Imagine if I created a system of currency based on knowledge of art history — call it, say, "ArtCoin." ArtCoin could be a cryptocurrency, akin to bitcoin — except instead of being mined by computers performing complex calculations, ArtCoins would only be generated when the user answered a series of questions about historical figures in art history. A correct answer to “Who painted Starry Night?” or "Who designed Park Güell?" would both help advance the cryptocurrency's ledger as well as provide the answerer with a small chance at being rewarded a new ArtCoin.
Probe within yourself as to why ArtCoin sounds conceptually silly. For it is really not too different from how cryptocurrency functions today; while most cryptocurrencies reward computational prowess, ArtCoin merely rewards art history knowledge. In general, cryptocurrencies, in their design, reward the crypto-miners who have mastered a very specific form of knowledge: computational knowledge, as opposed to art history knowledge in my hypothetical example.
If you’ve ever tried to set up a cryptocurrency mining operation on your home computer, you might have a sense of how inaccessible such an endeavor is to the layperson. In 2014, I tried to mine DogeCoin on my home computer on a lark; though I have a STEM degree and a decent knowledge of programming and computer design, I found the experience maddeningly complex, and eventually gave up.
Nowadays, you need a very fast computer (more likely a good graphics card) to even have a chance at mining anything more than chump change; you also need to have a knowledge of computer security in order to not get ripped off or have your bitcoin stolen, which is what happened to Bloomberg anchor Matt Miller on live TV. Because cryptocurrency mining operations run best on certain kinds of processors, it helps to have computer science as well as computer hardware knowledge — plus, you'll need to consume a fair amount of electricity for the operation to be lucrative.
What I am getting at is that cryptocurrency — not one specific crypto, but the regime in its entirety — tends to favor those with computational and mathematical skill. This is a problem if and only if you are one of many boosters — and there are many — who regard Bitcoin as some sort of utopian financial and/or social device. (A sample of these lunatic headlines: "Why Bitcoin will save the world [a full-length YouTube documentary]; "How Bitcoin can save the world from deflation" [Asia Times]; and "Bitcoin Hits $15,000 For The First Time; Could It Save The World?" [Forbes]).

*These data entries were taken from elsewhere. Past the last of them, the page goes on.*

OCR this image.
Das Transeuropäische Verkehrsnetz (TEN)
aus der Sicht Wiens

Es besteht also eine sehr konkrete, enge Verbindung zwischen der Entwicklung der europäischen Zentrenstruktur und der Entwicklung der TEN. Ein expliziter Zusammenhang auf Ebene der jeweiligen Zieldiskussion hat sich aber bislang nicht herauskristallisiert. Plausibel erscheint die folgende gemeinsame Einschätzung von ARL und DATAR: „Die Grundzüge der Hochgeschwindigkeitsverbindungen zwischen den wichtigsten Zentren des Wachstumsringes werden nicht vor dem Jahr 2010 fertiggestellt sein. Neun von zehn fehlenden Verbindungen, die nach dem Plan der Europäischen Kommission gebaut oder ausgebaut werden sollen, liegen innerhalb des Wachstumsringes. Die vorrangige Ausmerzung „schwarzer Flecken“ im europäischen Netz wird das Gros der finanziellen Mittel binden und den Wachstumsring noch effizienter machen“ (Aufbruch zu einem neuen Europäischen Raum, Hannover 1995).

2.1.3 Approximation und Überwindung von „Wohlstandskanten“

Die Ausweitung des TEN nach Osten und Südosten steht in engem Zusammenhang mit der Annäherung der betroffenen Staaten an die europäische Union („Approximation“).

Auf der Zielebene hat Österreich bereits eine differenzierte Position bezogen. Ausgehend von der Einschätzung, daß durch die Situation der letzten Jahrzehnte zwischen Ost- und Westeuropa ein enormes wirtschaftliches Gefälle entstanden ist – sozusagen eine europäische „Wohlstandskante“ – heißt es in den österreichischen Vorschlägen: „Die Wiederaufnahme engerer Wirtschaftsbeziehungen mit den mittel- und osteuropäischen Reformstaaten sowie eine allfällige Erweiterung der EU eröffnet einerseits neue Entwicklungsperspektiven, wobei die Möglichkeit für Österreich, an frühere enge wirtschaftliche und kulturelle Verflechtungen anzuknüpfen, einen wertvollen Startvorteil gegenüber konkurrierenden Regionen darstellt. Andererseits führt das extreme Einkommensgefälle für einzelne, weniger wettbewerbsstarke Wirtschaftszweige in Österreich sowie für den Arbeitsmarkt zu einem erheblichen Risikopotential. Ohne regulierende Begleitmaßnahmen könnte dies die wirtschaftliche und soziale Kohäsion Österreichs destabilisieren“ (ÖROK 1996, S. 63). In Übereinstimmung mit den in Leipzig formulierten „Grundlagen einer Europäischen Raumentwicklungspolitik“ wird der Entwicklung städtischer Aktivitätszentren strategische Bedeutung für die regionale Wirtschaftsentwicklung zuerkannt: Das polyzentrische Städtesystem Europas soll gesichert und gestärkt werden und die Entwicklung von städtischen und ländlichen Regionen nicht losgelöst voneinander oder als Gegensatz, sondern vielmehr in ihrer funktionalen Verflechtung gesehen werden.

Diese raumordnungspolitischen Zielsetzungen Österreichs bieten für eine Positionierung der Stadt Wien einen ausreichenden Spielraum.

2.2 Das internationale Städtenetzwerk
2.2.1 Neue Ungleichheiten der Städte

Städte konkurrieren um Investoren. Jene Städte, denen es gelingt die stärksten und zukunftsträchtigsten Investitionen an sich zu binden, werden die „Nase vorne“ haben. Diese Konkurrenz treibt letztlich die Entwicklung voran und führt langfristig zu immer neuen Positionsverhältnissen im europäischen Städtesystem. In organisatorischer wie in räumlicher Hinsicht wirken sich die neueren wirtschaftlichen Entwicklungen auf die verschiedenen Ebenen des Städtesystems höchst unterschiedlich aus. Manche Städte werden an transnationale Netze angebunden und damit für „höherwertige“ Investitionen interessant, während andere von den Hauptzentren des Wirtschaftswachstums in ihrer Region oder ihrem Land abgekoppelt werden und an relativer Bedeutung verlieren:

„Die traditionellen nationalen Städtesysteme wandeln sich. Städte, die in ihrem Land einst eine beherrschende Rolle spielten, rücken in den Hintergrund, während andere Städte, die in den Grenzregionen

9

Yet so far, the people who have gotten rich off of cryptocurrency, particularly during its first wave, were those who possessed this specific type of computational knowledge — which allowed them to mine the cryptocurrency efficiently and thoroughly and enrich themselves as a result of their knowledge.
So why might my hypothetical ArtCoin feel more absurd to us than BitCoin? ArtCoin is built around the same idea, although it rewards a different kind of knowledge, specifically knowledge of the humanities. Mining it would be equally inaccessible to the caste of people who don’t possess said knowledge. And a few who were talented when it came to art trivia would become fantastically rich, while the remainder of us would either rue them or buy the fluctuating coin on the secondary market like any other financial product.
The point I’m getting at is that there is nothing egalitarian about accumulation or mining of bitcoin. It favors a specific educational background and skill set. This isn’t merely a coincidence; I believe part of the hype around bitcoin, the reason that it came to occupy so much of our news cycle and mental space, has to do with what it says about power — specifically, who wields it, and who is capable of accumulating it.
As the power brokers of American society have moved from Wall Street to Silicon Valley, a new story has emerged about what kinds of knowledge equate to power. The American Dream no longer resides in being a banker or a derivatives trader; now, the rich are the techie class, the geeks who learned to code.
This isn't just mere speculation; we hear politicians crow about the importance of attracting STEM talent, often to the detriment of other academic and intellectual fields. And frighteningly, there is a movement of authoritarian technocrats, epitomized in right-wing programmers-turned-activists like Mencius Moldbug and Justine Tunney, who propose replacing democratic governance with a rule by tech companies.
In this context, the collective obsession over cryptocurrency — and the cryptocurrency hype bubble we're in — feels unsurprising. Our uncritical cultural obsession with all things tech is a mirror for the cryptocurrency bubble. There's nothing natural or normal about cryptocurrency's insane valuations; it's a bubble that reflects the dominant narrative over who rules society and where that power comes from. Its value is ethereal, cultural.
That doesn't mean it isn't making a great number of people fantastically wealthy — including speculators with no computational knowledge. It merely explains how and why this came to pass.